A tug pulling a satellite is still not equal to two units, so it needs more help. First, I removed the penalty of getting your satellite captured when used on the offense; that just added insult to injury. But how else to make the combo more effective? I remembered that the scout ability is a nifty offense-only power, and it seemed logical that satellites would have good sensors, so I gave that power to the combo.
These rules are for the 2-player game.
To create a standard 96-tile deck, remove the following pieces from the 118 tiles that come with the game:
1 salvage vessel
1 screen satellite
1 planet buster (3)
4 fuel (2x6, 2x7)
1 meteor swarm
1 peace treaty
Setup: Each player receives a starting hand of 8 tiles. Put 20 tiles in the personal stack of each player. Put 40 tiles into a common stack.

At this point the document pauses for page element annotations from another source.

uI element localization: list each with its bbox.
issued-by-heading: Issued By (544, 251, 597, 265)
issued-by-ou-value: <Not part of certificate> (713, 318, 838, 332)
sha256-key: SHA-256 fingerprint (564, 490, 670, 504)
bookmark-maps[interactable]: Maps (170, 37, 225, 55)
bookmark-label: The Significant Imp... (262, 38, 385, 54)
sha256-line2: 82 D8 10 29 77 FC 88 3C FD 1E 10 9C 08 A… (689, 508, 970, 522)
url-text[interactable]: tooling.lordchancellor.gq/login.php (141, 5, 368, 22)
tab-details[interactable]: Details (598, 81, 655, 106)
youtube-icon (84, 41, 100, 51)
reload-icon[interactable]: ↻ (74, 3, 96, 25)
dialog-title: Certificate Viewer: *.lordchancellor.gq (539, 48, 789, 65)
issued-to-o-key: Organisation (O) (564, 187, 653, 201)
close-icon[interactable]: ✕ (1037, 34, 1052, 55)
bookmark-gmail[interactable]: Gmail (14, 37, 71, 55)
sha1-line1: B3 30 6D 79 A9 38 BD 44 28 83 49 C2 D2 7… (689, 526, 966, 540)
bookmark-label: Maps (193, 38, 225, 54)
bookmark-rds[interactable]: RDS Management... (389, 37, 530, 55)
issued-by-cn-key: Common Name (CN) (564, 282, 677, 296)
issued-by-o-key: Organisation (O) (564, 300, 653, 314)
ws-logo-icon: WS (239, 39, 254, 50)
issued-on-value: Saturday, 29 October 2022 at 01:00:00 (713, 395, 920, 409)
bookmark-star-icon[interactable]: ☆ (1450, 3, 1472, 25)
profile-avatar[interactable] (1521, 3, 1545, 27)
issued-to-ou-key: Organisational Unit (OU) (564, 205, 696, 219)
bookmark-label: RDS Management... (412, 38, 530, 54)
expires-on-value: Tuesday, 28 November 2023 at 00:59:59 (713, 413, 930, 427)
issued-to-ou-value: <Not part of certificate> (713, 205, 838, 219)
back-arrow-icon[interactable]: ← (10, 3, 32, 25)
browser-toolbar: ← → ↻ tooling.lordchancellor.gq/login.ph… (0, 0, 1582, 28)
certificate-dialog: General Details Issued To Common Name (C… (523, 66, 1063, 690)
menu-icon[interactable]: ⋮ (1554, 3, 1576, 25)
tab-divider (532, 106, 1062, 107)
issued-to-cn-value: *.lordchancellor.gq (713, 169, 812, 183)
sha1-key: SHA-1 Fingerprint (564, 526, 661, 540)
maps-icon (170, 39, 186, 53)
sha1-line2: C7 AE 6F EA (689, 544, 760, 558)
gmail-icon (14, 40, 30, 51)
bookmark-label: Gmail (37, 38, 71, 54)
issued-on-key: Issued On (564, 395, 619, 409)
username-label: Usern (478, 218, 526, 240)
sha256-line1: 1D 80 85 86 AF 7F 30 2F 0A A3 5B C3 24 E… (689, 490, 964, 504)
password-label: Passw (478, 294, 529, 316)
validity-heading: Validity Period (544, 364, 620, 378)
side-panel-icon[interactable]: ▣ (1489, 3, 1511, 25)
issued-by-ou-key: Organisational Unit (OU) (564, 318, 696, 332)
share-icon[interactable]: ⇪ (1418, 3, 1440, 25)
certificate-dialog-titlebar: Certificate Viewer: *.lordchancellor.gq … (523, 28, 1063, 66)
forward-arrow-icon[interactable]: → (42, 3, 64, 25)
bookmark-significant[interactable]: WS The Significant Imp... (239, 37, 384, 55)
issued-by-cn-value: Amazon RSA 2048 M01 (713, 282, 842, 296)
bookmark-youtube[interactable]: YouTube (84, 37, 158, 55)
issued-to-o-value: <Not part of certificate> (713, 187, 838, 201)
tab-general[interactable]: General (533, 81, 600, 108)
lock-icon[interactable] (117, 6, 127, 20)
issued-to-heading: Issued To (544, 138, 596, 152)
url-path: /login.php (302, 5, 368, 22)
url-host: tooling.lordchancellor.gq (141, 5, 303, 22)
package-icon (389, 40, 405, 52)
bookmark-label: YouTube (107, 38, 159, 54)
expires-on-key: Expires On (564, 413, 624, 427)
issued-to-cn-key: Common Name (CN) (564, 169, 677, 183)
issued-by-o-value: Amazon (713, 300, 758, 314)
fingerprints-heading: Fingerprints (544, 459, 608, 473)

Drawing: Each player must draw tiles from their personal stack until it is depleted, at which point the player draws tiles from the common stack. If the common stack is depleted, no more tiles may be drawn.
Victory Conditions: If at the beginning of a player's turn, that player has no tiles in play ("melded") and no tiles in his personal stack, that player loses the game. Otherwise, the game ends at the end of the turn when the common stack is depleted, and the player with the most points worth of planets wins the game.
Fuel: When a point of fuel is spent to allow a ship to fire weapons, that fuel allows it to perform any number of special functions for the remainder of the turn. You do not need to pay separately to activate special powers or attack a planet.
Planets: When you play a planet, draw one tile immediately.
Carrier: The number of drones created is 1d10/2, rounded down, with no minimum number.
Deathon: Counts as two ships for all fuel costs.
Satellites: Satellites do not require fuel to fire weapons.
Scouts: The revealing effect of a scout wraps around - if a scout engages the leftmost enemy unit, it reveals the rightmost enemy unit (as well as the unit it engaged and the unit to the right of that unit).
Tugs: If a tug is pulling a satellite on the attack, the value of the tug is added to the value of the satellite to determine the total combat value, without dividing by two. If combo is damaged, the satellite is automatically destroyed and the tug is safe. A tug pulling a satellite has the same detection powers as a scout.